На компоновочном столе, длинном, узком, раскатился рулон чертежа – портрет первого ЛаГГа. Он был красив – новорожденный самолет, прекрасно показавший себя в воздухе. Мудрено ли, что инженеры, создавшие эту машину, любили ее, как всегда любят своих первенцев даже самые строгие родители. И вот теперь красавцу-истребителю предстояло превратиться в какую-то качественно иную машину. Предстояла серьезная хирургическая операция, которую Лавочкин провел в стиле, очень характерном для всей его конструкторской деятельности.
«Где бы я ни был, чтобы я ни делал, я всегда думал о самолете, – писал о методах своей работы Семен Алексеевич. – Не о том, который уже летает, а о том, которого еще нет, который должен быть. Иногда сидишь в театре, смотришь спектакль и вдруг ловишь себя на мысли о самолете. Спектакль отодвинулся куда-то далеко и перед глазами снова самолет…
Я еще не знаю, каким он будет. Смутно пока вырисовываются отдельные детали. Я думаю. Иной человек мог бы сказать: довольно странное занятие – с утра до вечера мерить шагами свой кабинет. Да занятие ли это? Но каждый работает по-своему. Так, шагая, я передумываю и уточняю свою идею. Это труд. Это утомительный напряженный труд.

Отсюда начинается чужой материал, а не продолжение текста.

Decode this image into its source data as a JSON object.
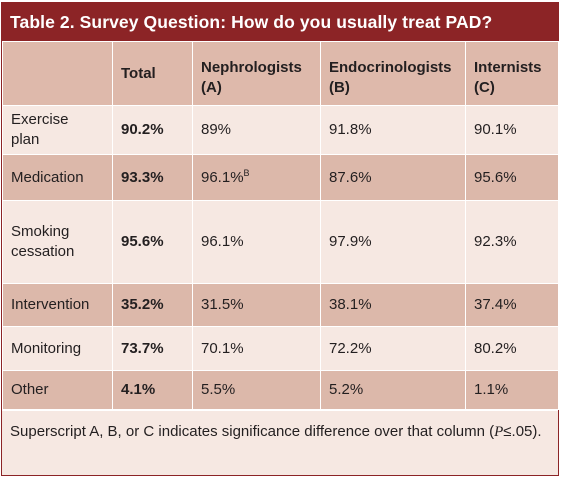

И когда, наконец, мне становится ясным, какой должна быть эта новая машина, я зову к себе моих товарищей по работе. «Вот, что я придумал, – говорю я им, – как вам это нравится?» Они слушают внимательно, что-то записывают, чертят. Начинается обсуждение. Иногда мне кажется, что им слишком нравится моя идея, и я не могу сдержаться.

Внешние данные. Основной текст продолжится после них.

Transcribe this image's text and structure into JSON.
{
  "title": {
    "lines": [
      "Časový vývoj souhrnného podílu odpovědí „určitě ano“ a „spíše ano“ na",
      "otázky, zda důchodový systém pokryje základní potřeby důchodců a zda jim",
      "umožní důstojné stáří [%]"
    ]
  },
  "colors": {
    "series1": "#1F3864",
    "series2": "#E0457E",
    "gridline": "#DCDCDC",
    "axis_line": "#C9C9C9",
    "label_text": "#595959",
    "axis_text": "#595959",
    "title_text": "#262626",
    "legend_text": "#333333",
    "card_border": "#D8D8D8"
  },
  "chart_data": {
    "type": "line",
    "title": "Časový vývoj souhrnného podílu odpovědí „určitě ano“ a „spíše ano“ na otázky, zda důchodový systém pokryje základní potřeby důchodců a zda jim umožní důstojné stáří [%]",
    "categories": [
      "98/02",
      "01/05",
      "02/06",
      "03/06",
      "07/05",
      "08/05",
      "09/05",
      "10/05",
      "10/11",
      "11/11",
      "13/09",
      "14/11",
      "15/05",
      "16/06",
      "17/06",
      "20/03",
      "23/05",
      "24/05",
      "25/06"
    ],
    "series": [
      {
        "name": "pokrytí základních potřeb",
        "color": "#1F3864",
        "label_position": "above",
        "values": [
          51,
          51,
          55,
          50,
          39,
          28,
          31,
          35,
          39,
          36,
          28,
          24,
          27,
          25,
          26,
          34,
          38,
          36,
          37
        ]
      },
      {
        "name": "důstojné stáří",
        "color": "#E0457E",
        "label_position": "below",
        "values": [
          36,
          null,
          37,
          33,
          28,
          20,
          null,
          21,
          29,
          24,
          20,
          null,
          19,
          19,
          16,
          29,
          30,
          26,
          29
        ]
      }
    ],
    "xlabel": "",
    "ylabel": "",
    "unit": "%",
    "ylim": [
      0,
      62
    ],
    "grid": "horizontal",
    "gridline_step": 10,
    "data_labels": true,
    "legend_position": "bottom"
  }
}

– Критикуйте же, черт возьми! – кричу я им.
Они входят в азарт, и в кабинете поднимается такой шум, что посетители, сидящие в приемной, могут подумать, что тут собрались заклятые враги. Но всем нам дорого наше общее дело, поэтому мы все так горячимся и выходим из себя. Обсуждение кончается. Мы довольны. Теперь, по крайней мере, каждому из нас ясно, в чем он прав и в чем неправ. Теперь можно начинать.